In der Begründung des Antrags verweisen die drei Stadträte vor allem auf das "regelrechte Verkehrschaos", das zu den Stoßzeiten vor Schulbeginn sowie nach Schulende auf Coburgs Straßen und insbesondere im Bereich vor den Schulen herrsche. Schuld daran seien ihrer Meinung nach in erster Linie Eltern, die ihre Kinder zur Schule fahren beziehungsweise von der Schule abholen. "Eltern fahren mit ihren Autos zum Teil so nah an die Schulgelände heran, dass ein Verkehrsfluss häufig nicht mehr möglich ist", schreiben Zimmer, Knoch und Forkel. Um diesen Individualverkehr einzudämmen, sollte allen Kindern die Möglichkeit eingeräumt werden, kostenfrei über den öffentlichen Personennahverkehr zur Schule zu gelangen.

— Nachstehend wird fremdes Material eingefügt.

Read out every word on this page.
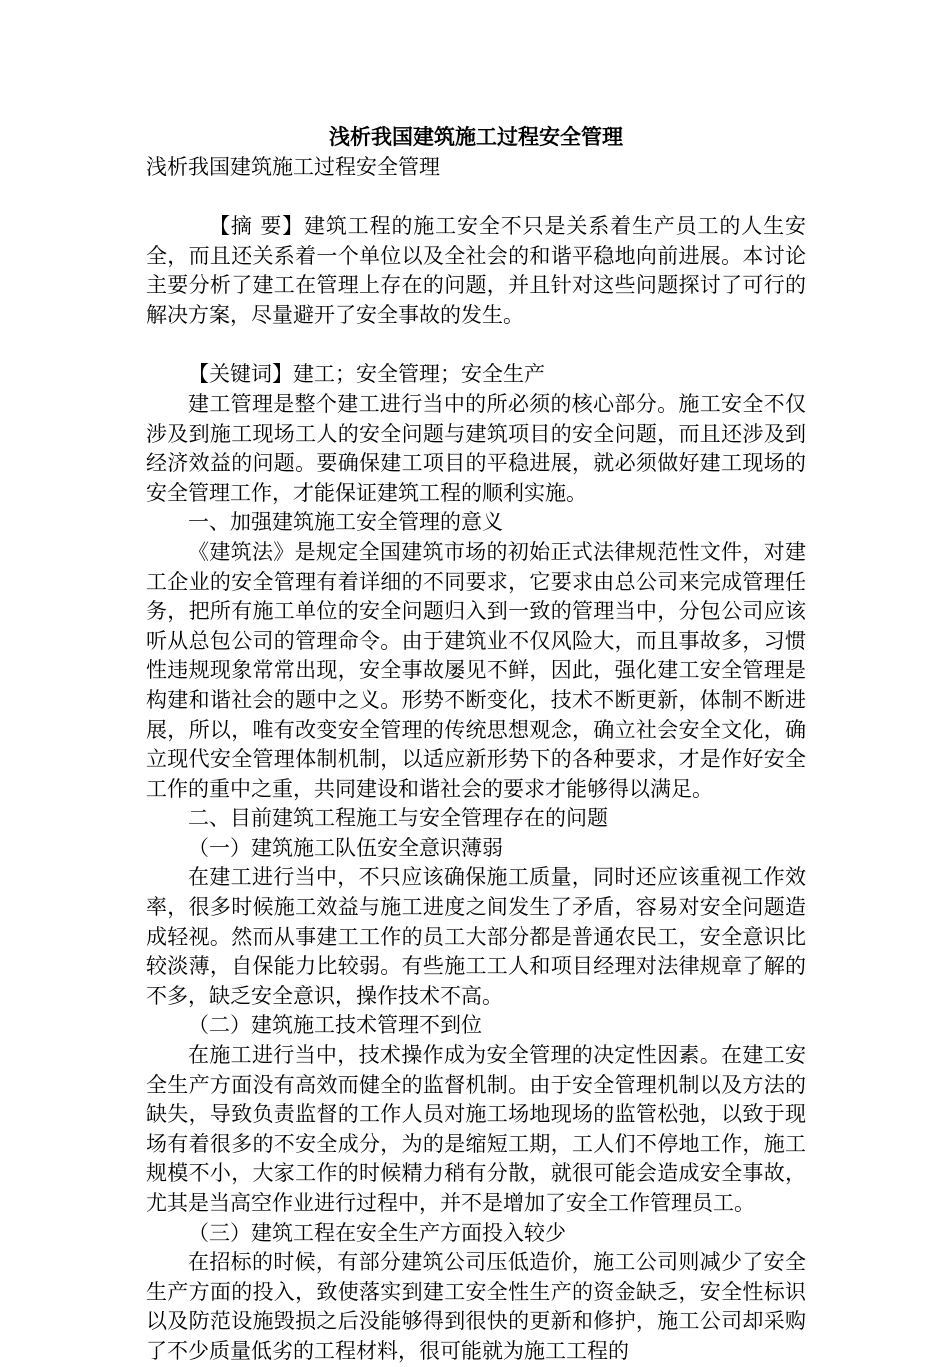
浅析我国建筑施工过程安全管理

浅析我国建筑施工过程安全管理

【摘 要】建筑工程的施工安全不只是关系着生产员工的人生安全，而且还关系着一个单位以及全社会的和谐平稳地向前进展。本讨论主要分析了建工在管理上存在的问题，并且针对这些问题探讨了可行的解决方案，尽量避开了安全事故的发生。

【关键词】建工；安全管理；安全生产

建工管理是整个建工进行当中的所必须的核心部分。施工安全不仅涉及到施工现场工人的安全问题与建筑项目的安全问题，而且还涉及到经济效益的问题。要确保建工项目的平稳进展，就必须做好建工现场的安全管理工作，才能保证建筑工程的顺利实施。

一、加强建筑施工安全管理的意义

《建筑法》是规定全国建筑市场的初始正式法律规范性文件，对建工企业的安全管理有着详细的不同要求，它要求由总公司来完成管理任务，把所有施工单位的安全问题归入到一致的管理当中，分包公司应该听从总包公司的管理命令。由于建筑业不仅风险大，而且事故多，习惯性违规现象常常出现，安全事故屡见不鲜，因此，强化建工安全管理是构建和谐社会的题中之义。形势不断变化，技术不断更新，体制不断进展，所以，唯有改变安全管理的传统思想观念，确立社会安全文化，确立现代安全管理体制机制，以适应新形势下的各种要求，才是作好安全工作的重中之重，共同建设和谐社会的要求才能够得以满足。

二、目前建筑工程施工与安全管理存在的问题

（一）建筑施工队伍安全意识薄弱

在建工进行当中，不只应该确保施工质量，同时还应该重视工作效率，很多时候施工效益与施工进度之间发生了矛盾，容易对安全问题造成轻视。然而从事建工工作的员工大部分都是普通农民工，安全意识比较淡薄，自保能力比较弱。有些施工工人和项目经理对法律规章了解的不多，缺乏安全意识，操作技术不高。

（二）建筑施工技术管理不到位

在施工进行当中，技术操作成为安全管理的决定性因素。在建工安全生产方面没有高效而健全的监督机制。由于安全管理机制以及方法的缺失，导致负责监督的工作人员对施工场地现场的监管松弛，以致于现场有着很多的不安全成分，为的是缩短工期，工人们不停地工作，施工规模不小，大家工作的时候精力稍有分散，就很可能会造成安全事故，尤其是当高空作业进行过程中，并不是增加了安全工作管理员工。

（三）建筑工程在安全生产方面投入较少

在招标的时候，有部分建筑公司压低造价，施工公司则减少了安全生产方面的投入，致使落实到建工安全性生产的资金缺乏，安全性标识以及防范设施毁损之后没能够得到很快的更新和修护，施工公司却采购了不少质量低劣的工程材料，很可能就为施工工程的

Zimmer, Knoch und Forkel sind sich sicher: "Coburg würde mit diesem zweijährigen Pilotprojekt eine Vorreiterrolle einnehmen." Und sollte damit tatsächlich ein positiver Effekt erzielt werden, könnte dieses Angebot dauerhaft erfolgen.

Die drei Stadträte weisen außerdem darauf hin, dass die derzeitige Regelung, wonach nur ein Teil der Coburger Schüler die Beförderung bezahlt bekommt, eine "Ungleichheit beziehungsweise fast schon Diskriminierung der Kinder" darstelle. Denn mit dem Ticket werde ja nicht nur der Weg von und zur Schule bezahlt, sondern auch zu Freizeitaktivitäten. Hintergrund: Die zur Verfügung gestellten Tickets können natürlich auch beliebig am Nachmittag, Wochenende oder in den Ferien genutzt werden.

Mit der Verteilung von kostenlosen Tickets an alle Schüler könnten laut Zimmer, Knoch und Forkel auch "Neid-Debatten" verhindert werden, wenn Familien knapp über oder unter der derzeit geltenden Berechtigungsgrenze liegen. Ebensdo entfalle auch die Voraussetzung des Besuches der nächstgelegenen Schule, so dass dadurch den Schülern eine freie Schulwahl ermöglicht wird.